Secondo l’esecutivo polacco, guidato dal partito nazionalista Law and Justice (PiS), la nuova tassa raccoglierà fondi per sostenere le finanze statali messe a dura prova dalla pandemia di coronavirus. Mentre per i media indipendenti la legge è un chiaro tentativo di minare la libertà di stampa. “Non ho dubbi che l’obiettivo sia colpire i media indipendenti”, ha twittato Adam Bodnar, difensore civico polacco per i diritti umani. “Senza media liberi, non c’è democrazia. Siamo con tutti i giornalisti che rappresentano i media liberi in Polonia e in Europa nella loro lotta per rimanere indipendenti e continuare a compiere la loro missione”, ha rilanciato sempre su Twitter il presidente del gruppo del Ppe al Parlamento europeo Manfred Weber.

Intanto una lettera aperta ai governati e ai leader politici, firmata da 43 organizzazioni di media, compresi i più grandi editori di giornali e riviste polacchi e le sue principali reti televisive indipendenti, è stata pubblicata e diffusa da testate e radio. “Il potere ha dichiarato guerra alla libera opinione“, ha scritto il quotidiano Gazeta Wyborcza in apertura.
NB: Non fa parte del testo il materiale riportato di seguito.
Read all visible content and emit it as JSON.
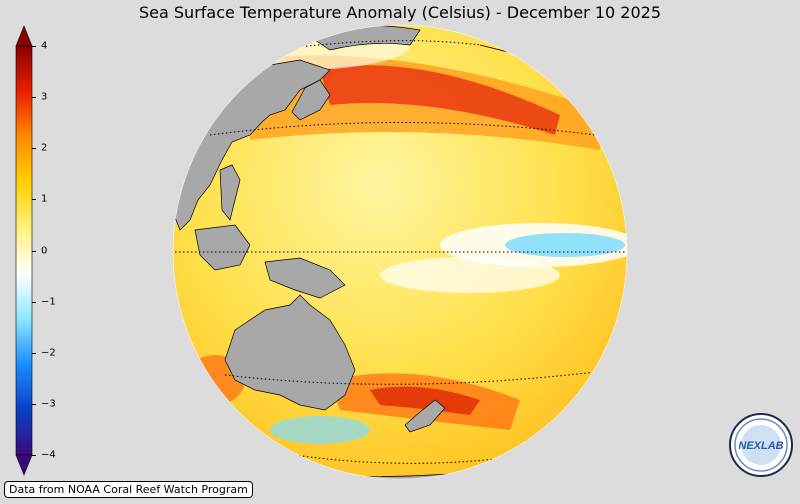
{
  "title": "Sea Surface Temperature Anomaly (Celsius) - December 10 2025",
  "colorbar": {
    "min": -4,
    "max": 4,
    "ticks": [
      "4",
      "3",
      "2",
      "1",
      "0",
      "−1",
      "−2",
      "−3",
      "−4"
    ],
    "tick_values": [
      4,
      3,
      2,
      1,
      0,
      -1,
      -2,
      -3,
      -4
    ],
    "colors": [
      "#3a0a7a",
      "#0a40c8",
      "#1a8cff",
      "#8ee8ff",
      "#ffffff",
      "#fff07a",
      "#ffd000",
      "#ff8a00",
      "#e81e00",
      "#8a0000"
    ]
  },
  "map": {
    "projection": "orthographic",
    "land_color": "#a8a8a8",
    "ocean_base_color": "#ffe060",
    "graticule_lines": [
      "Equator",
      "Tropic of Cancer",
      "Tropic of Capricorn",
      "Arctic latitude 45N",
      "Southern latitude 45S"
    ]
  },
  "credit": "Data from NOAA Coral Reef Watch Program",
  "logo_text": "NEXLAB"
}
Nella lettera, la tassa proposta dal premier Morawiecki viene definita “racket”, e i media si oppongono a eventuali nuove limitazioni della libertà di parola. Il disegno di legge potrebbe entrare in vigore da luglio prossimo.

“Tutti abbiamo visto gli schermi neri” in Polonia “che sono molto eloquenti e stanno urlando. Oggi c’è la protesta dei media in Polonia che si è espressa con gli schermi oscurati e questa potrà diventare domani una triste realtà quotidiana. Dobbiamo tutelare la libertà di espressione anche sostenendo i media indipendenti, non eliminandoli con ulteriori oneri finanziari, e questo vale non solo per la Polonia”, ha detto la vicepresidente della Commissione europea Vera Jourova al Parlamento europeo, sottolineando che “dobbiamo garantire che i media possano continuare a fare il loro lavoro perché hanno un ruolo importantissimo nelle nostre società democratiche”.

Dall’altra parte, il premier Morawiecki il 9 febbraio nel corso di una conferenza stampa, ha affermato: “Dobbiamo rispondere alle nuove sfide del mondo digitale”, additando fra i colpevoli “Apple, Amazon Facebook e Google”. Come riporta Politico.eu, il premier ha inoltre sostenuto che le soluzioni proposte dal suo esecutivo seguono quelle di Francia, Spagna e Italia, in mancanza delle decisioni comunitarie”. Mentre, sempre su Politico.eu, un dirigente di un’emittente privata polacca dichiara: “Stanno più o meno copiando l’approccio ungherese per diminuire la vitalità dei media indipendenti”.